Aleksander Sikora zniknął z "Pytania na śniadanie"
W ciągu ostatnich miesięcy Telewizja Polska przeszła istne rewolucje - niektóre dotychczasowe programy zmieniły nie tylko swoją narrację, ale także prezenterów. Znaczną metamorfozę przeszło również “Pytanie na śniadanie”, skąd zniknęło całe grono gospodarzy, a ich miejsce zostało zajęte przez nowych prezenterów.
Wśród osób, które zostały zwolnione z programu śniadaniowego, był również Aleksander Sikora , który z formatem był związany przez kilka ostatnich lat. Jak donoszą Wirtualne Media, publiczny nadawca rozwiązał z nim umowę z dniem 31 marca br.
Aleksander Sikora zakończył współpracę z TVP
Aleksander Sikora dzięki swojej telewizyjnej pracy zyskał dużą rozpoznawalność i zainteresowanie widzów. Dziennikarz zyskał także ponad 70-tysieczne grono obserwatorów na Instagramie.
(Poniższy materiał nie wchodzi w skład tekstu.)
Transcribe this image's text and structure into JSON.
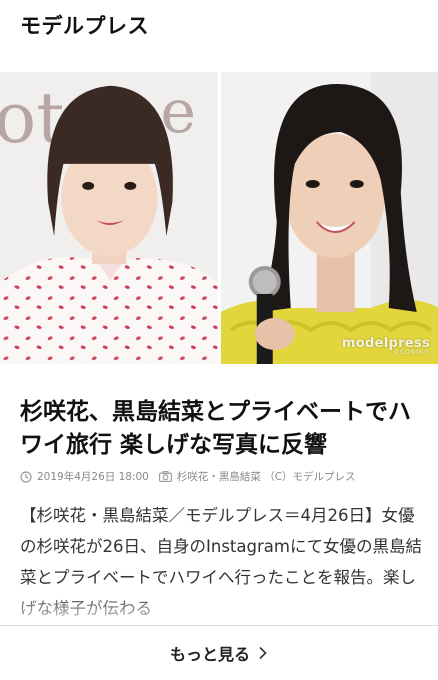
{
  "header": {
    "brand": "モデルプレス"
  },
  "hero": {
    "left_alt": "杉咲花",
    "right_alt": "黒島結菜",
    "watermark": "modelpress",
    "watermark_sub": "OCONING"
  },
  "article": {
    "headline": "杉咲花、黒島結菜とプライベートでハワイ旅行 楽しげな写真に反響",
    "date": "2019年4月26日 18:00",
    "credit": "杉咲花・黒島結菜 （C）モデルプレス",
    "body": "【杉咲花・黒島結菜／モデルプレス＝4月26日】女優の杉咲花が26日、自身のInstagramにて女優の黒島結菜とプライベートでハワイへ行ったことを報告。楽しげな様子が伝わる"
  },
  "more": {
    "label": "もっと見る"
  },
  "icons": {
    "clock": "clock-icon",
    "camera": "camera-icon",
    "chevron": "chevron-right-icon"
  }
}
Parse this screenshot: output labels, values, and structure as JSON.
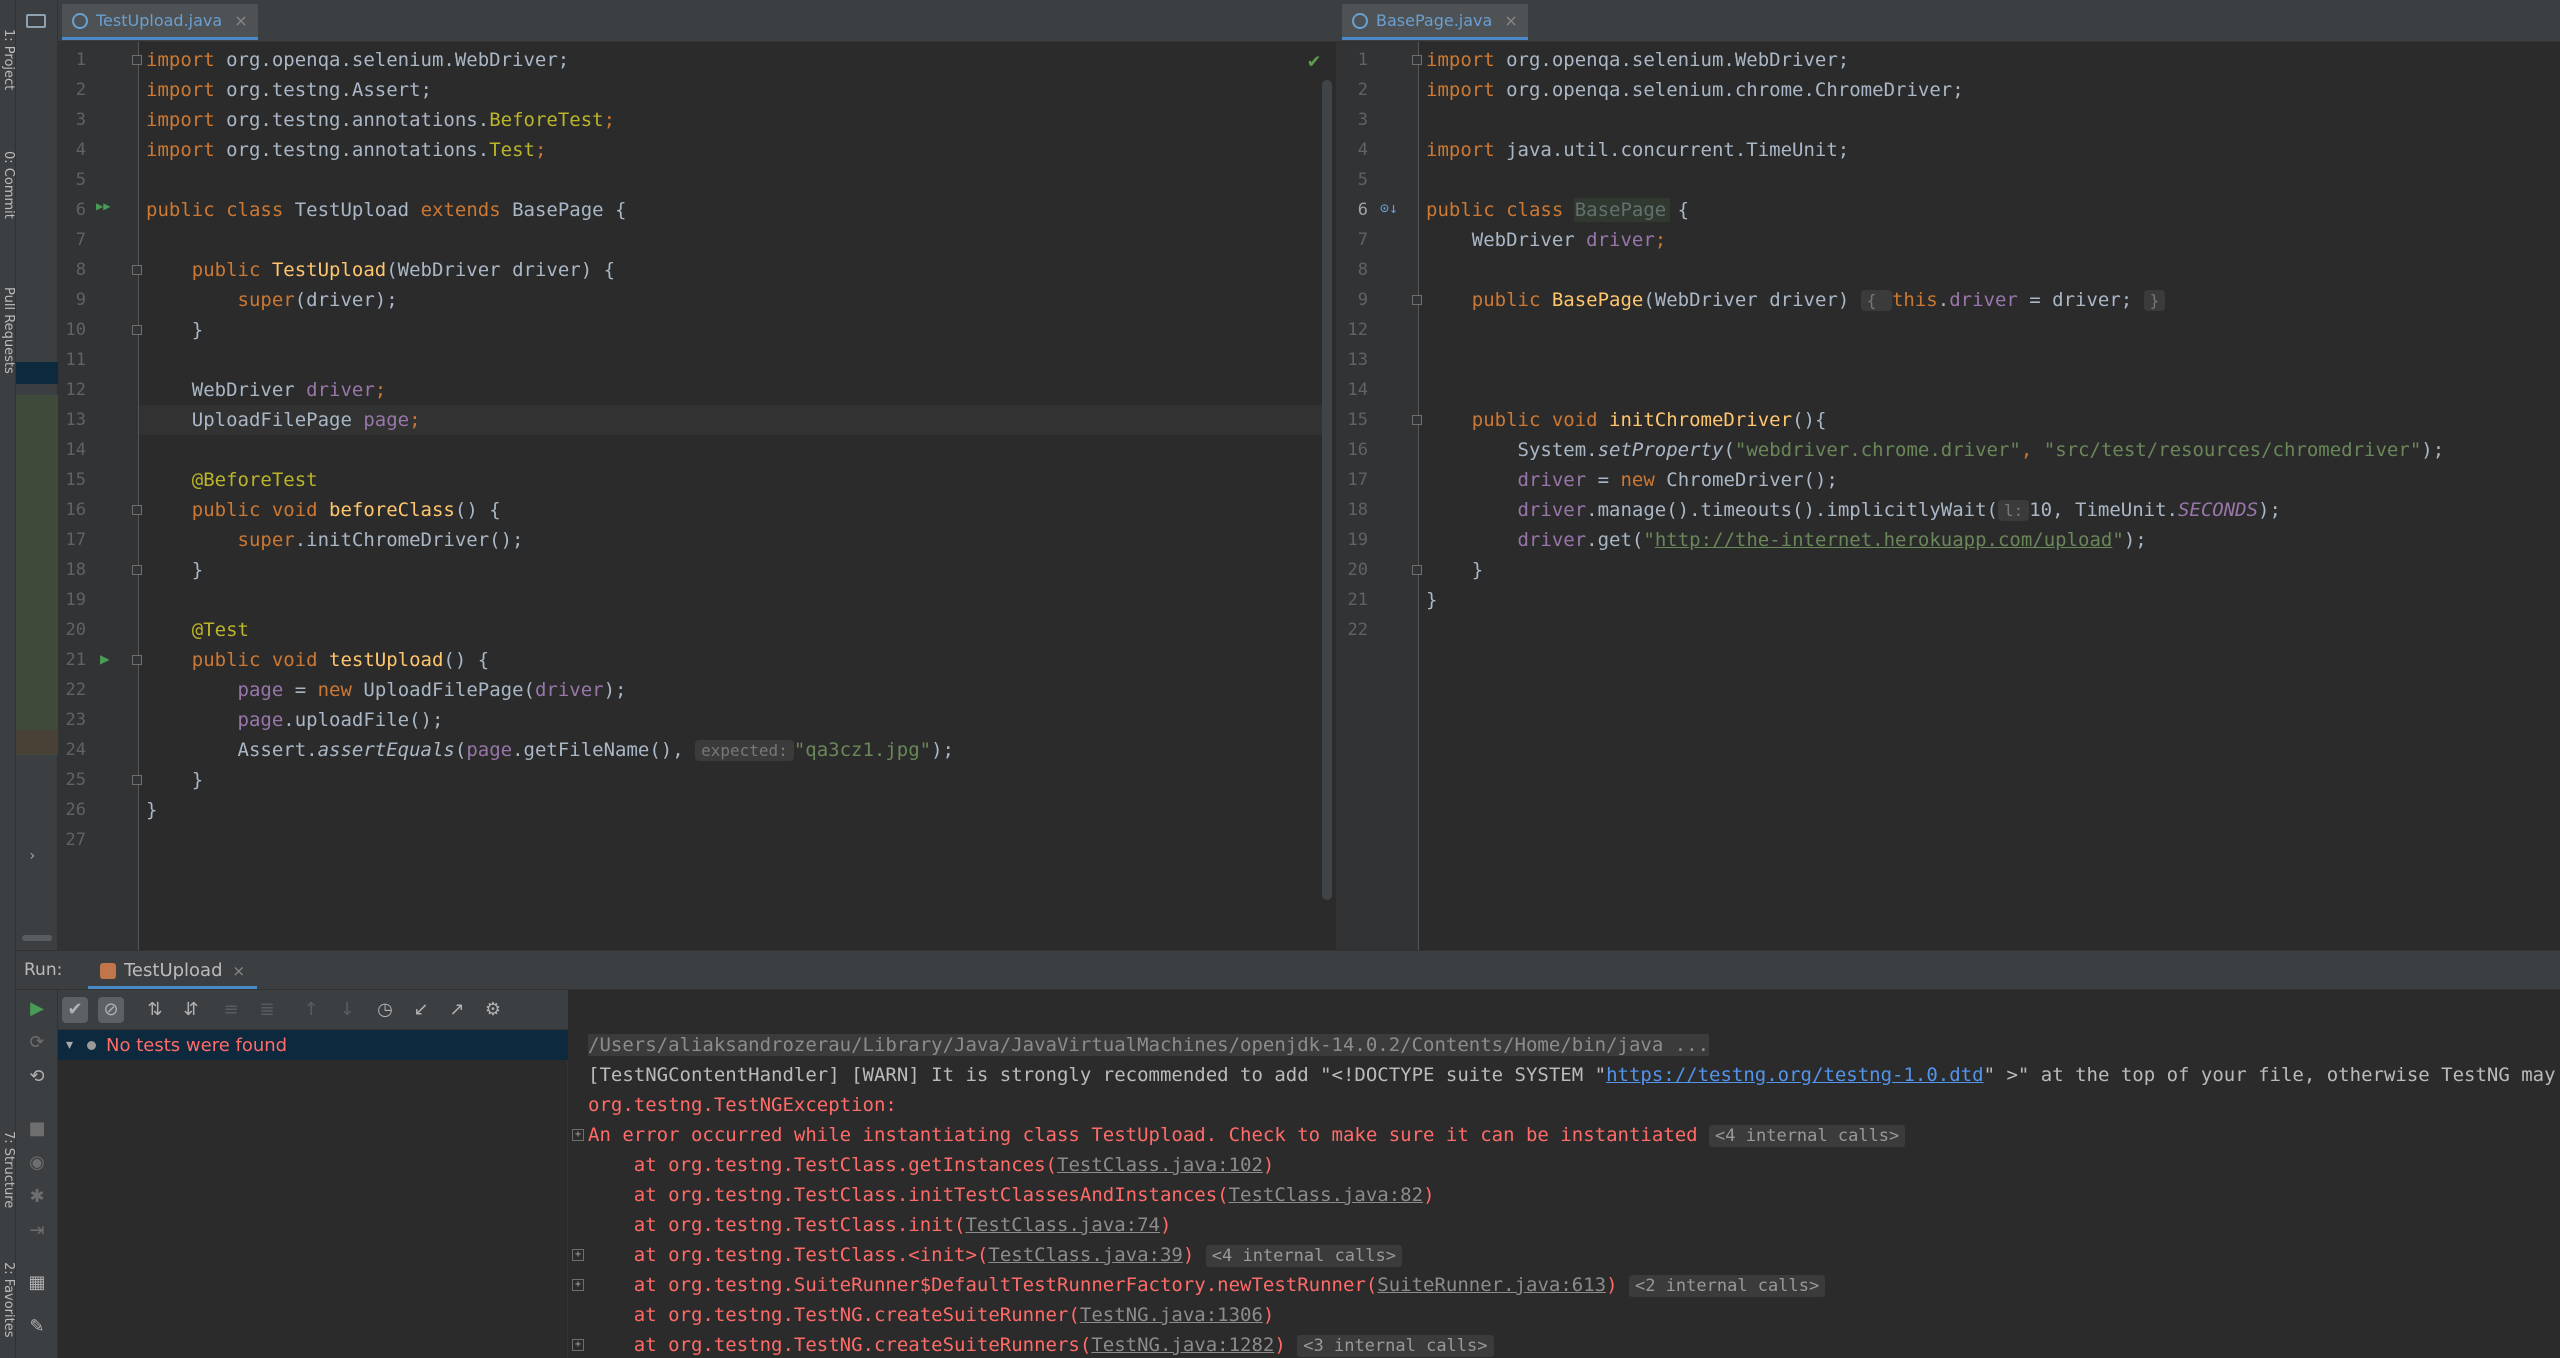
{
  "left_strip": {
    "project_label": "1: Project",
    "commit_label": "0: Commit",
    "pull_label": "Pull Requests",
    "structure_label": "7: Structure",
    "favorites_label": "2: Favorites"
  },
  "editor_left": {
    "tab": {
      "label": "TestUpload.java",
      "close": "×"
    },
    "line_numbers": [
      "1",
      "2",
      "3",
      "4",
      "5",
      "6",
      "7",
      "8",
      "9",
      "10",
      "11",
      "12",
      "13",
      "14",
      "15",
      "16",
      "17",
      "18",
      "19",
      "20",
      "21",
      "22",
      "23",
      "24",
      "25",
      "26",
      "27"
    ],
    "lines": {
      "l1": {
        "a": "import ",
        "b": "org.openqa.selenium.WebDriver;"
      },
      "l2": {
        "a": "import ",
        "b": "org.testng.Assert;"
      },
      "l3": {
        "a": "import ",
        "b": "org.testng.annotations.",
        "c": "BeforeTest",
        ";": ";"
      },
      "l4": {
        "a": "import ",
        "b": "org.testng.annotations.",
        "c": "Test",
        ";": ";"
      },
      "l6": {
        "a": "public class ",
        "b": "TestUpload ",
        "c": "extends ",
        "d": "BasePage {"
      },
      "l8": {
        "a": "    public ",
        "b": "TestUpload",
        "c": "(WebDriver driver) {"
      },
      "l9": {
        "a": "        super",
        "b": "(driver);"
      },
      "l10": "    }",
      "l12": {
        "a": "    WebDriver ",
        "b": "driver",
        ";": ";"
      },
      "l13": {
        "a": "    UploadFilePage ",
        "b": "page",
        ";": ";"
      },
      "l15": "    @BeforeTest",
      "l16": {
        "a": "    public void ",
        "b": "beforeClass",
        "c": "() {"
      },
      "l17": {
        "a": "        super",
        ".": ".initChromeDriver();"
      },
      "l18": "    }",
      "l20": "    @Test",
      "l21": {
        "a": "    public void ",
        "b": "testUpload",
        "c": "() {"
      },
      "l22": {
        "a": "        page",
        " = ": " = ",
        "new": "new ",
        "b": "UploadFilePage(",
        "c": "driver",
        ");": ");"
      },
      "l23": {
        "a": "        page",
        ".": ".uploadFile();"
      },
      "l24": {
        "a": "        Assert.",
        "b": "assertEquals",
        "c": "(",
        "d": "page",
        ".": ".getFileName(), ",
        "hint": "expected:",
        "e": "\"qa3cz1.jpg\"",
        "f": ");"
      },
      "l25": "    }",
      "l26": "}"
    },
    "status_check": "✔"
  },
  "editor_right": {
    "tab": {
      "label": "BasePage.java",
      "close": "×"
    },
    "line_numbers": [
      "1",
      "2",
      "3",
      "4",
      "5",
      "6",
      "7",
      "8",
      "9",
      "12",
      "13",
      "14",
      "15",
      "16",
      "17",
      "18",
      "19",
      "20",
      "21",
      "22"
    ],
    "lines": {
      "l1": {
        "a": "import ",
        "b": "org.openqa.selenium.WebDriver;"
      },
      "l2": {
        "a": "import ",
        "b": "org.openqa.selenium.chrome.ChromeDriver;"
      },
      "l4": {
        "a": "import ",
        "b": "java.util.concurrent.TimeUnit;"
      },
      "l6": {
        "a": "public class ",
        "b": "BasePage",
        " {": " {"
      },
      "l7": {
        "a": "    WebDriver ",
        "b": "driver",
        ";": ";"
      },
      "l9": {
        "a": "    public ",
        "b": "BasePage",
        "c": "(WebDriver driver) ",
        "d": "{ ",
        "e": "this",
        ".": ".",
        "f": "driver",
        " = driver; ": " = driver; ",
        "g": "}"
      },
      "l15": {
        "a": "    public void ",
        "b": "initChromeDriver",
        "c": "(){"
      },
      "l16": {
        "a": "        System.",
        "b": "setProperty",
        "c": "(",
        "d": "\"webdriver.chrome.driver\"",
        "e": ", ",
        "f": "\"src/test/resources/chromedriver\"",
        "g": ");"
      },
      "l17": {
        "a": "        driver",
        " = ": " = ",
        "new": "new ",
        "b": "ChromeDriver();"
      },
      "l18": {
        "a": "        driver",
        "b": ".manage().timeouts().implicitlyWait(",
        "hint": "l:",
        "c": "10",
        ", TimeUnit.": ", TimeUnit.",
        "d": "SECONDS",
        "e": ");"
      },
      "l19": {
        "a": "        driver",
        "b": ".get(",
        "q1": "\"",
        "url": "http://the-internet.herokuapp.com/upload",
        "q2": "\"",
        ");": ");"
      },
      "l20": "    }",
      "l21": "}"
    }
  },
  "run_panel": {
    "label": "Run:",
    "tab": {
      "label": "TestUpload",
      "close": "×"
    },
    "tree_status": "No tests were found",
    "console": {
      "l1": "/Users/aliaksandrozerau/Library/Java/JavaVirtualMachines/openjdk-14.0.2/Contents/Home/bin/java ...",
      "l2a": "[TestNGContentHandler] [WARN] It is strongly recommended to add \"<!DOCTYPE suite SYSTEM \"",
      "l2link": "https://testng.org/testng-1.0.dtd",
      "l2b": "\" >\" at the top of your file, otherwise TestNG may",
      "l3": "org.testng.TestNGException:",
      "l4": "An error occurred while instantiating class TestUpload. Check to make sure it can be instantiated",
      "l4ic": "<4 internal calls>",
      "s1a": "    at org.testng.TestClass.getInstances(",
      "s1l": "TestClass.java:102",
      "s1b": ")",
      "s2a": "    at org.testng.TestClass.initTestClassesAndInstances(",
      "s2l": "TestClass.java:82",
      "s2b": ")",
      "s3a": "    at org.testng.TestClass.init(",
      "s3l": "TestClass.java:74",
      "s3b": ")",
      "s4a": "    at org.testng.TestClass.<init>(",
      "s4l": "TestClass.java:39",
      "s4b": ")",
      "s4ic": "<4 internal calls>",
      "s5a": "    at org.testng.SuiteRunner$DefaultTestRunnerFactory.newTestRunner(",
      "s5l": "SuiteRunner.java:613",
      "s5b": ")",
      "s5ic": "<2 internal calls>",
      "s6a": "    at org.testng.TestNG.createSuiteRunner(",
      "s6l": "TestNG.java:1306",
      "s6b": ")",
      "s7a": "    at org.testng.TestNG.createSuiteRunners(",
      "s7l": "TestNG.java:1282",
      "s7b": ")",
      "s7ic": "<3 internal calls>"
    }
  },
  "colors": {
    "background": "#2b2b2b",
    "keyword": "#cc7832",
    "annotation": "#bbb529",
    "method": "#ffc66d",
    "field": "#9876aa",
    "string": "#6a8759",
    "error": "#ff6b68",
    "link": "#5394ec"
  }
}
To właśnie za jego pośrednictwem wyjawił, że zakończył współpracę z publicznym nadawcą, dziękując jednocześnie widzom za wspólnie spędzony czas .
Zakończyła się moja współpraca z Telewizją Polską. Telewizją, w której spełniły się moje najskrytsze marzenia, dojrzałem zawodowo, poznałem wspaniałych i wybitnych w swoim fachu ludzi, nawiązałem przyjaźnie, odwiedziłem miejsca, gdzie nie sięgała nawet moja wyobraźnia i co najważniejsze - Telewizją, w której byłem dzięki Wam, drodzy widzowie! Tak, zgadza się, jesteście najlepsi - napisał.
Aleksander Sikora zdradził, że ma już nowe plany zawodowe
Według ustaleń Pudelka Aleksandrowi Sikorze miało zależeć na szybkim rozwiązaniu umowy z Telewizją Polską. Powodem tej decyzji miały być jego przyszłe plany zawodowe. Jak twierdzi portal, już niedługo będziemy mieli okazję zobaczyć go w nowej pracy.
Pewne jest, że Sikorze zależało na szybkim dogadaniu się z TVP dotyczącym wygaśnięcia jego umowy, żeby mógł iść w inne miejsce. Podobno już złożono mu propozycję i niebawem zobaczymy go w nowej pracy - wyjawił serwis, cytując słowa swojego informatora.
Informacje te potwierdził sam Aleksander Sikora w rozmowie z Wirtualnymi Mediami, jednak nie wyjawił szczegóły dotyczące swojego nowego angażu. Decyzję tę jasno argumentował.
Mam nowe plany zawodowe, ale nie chcę na razie o nich wspominać, bo nie chcę zapeszyć - wytłumaczył dziennikarz.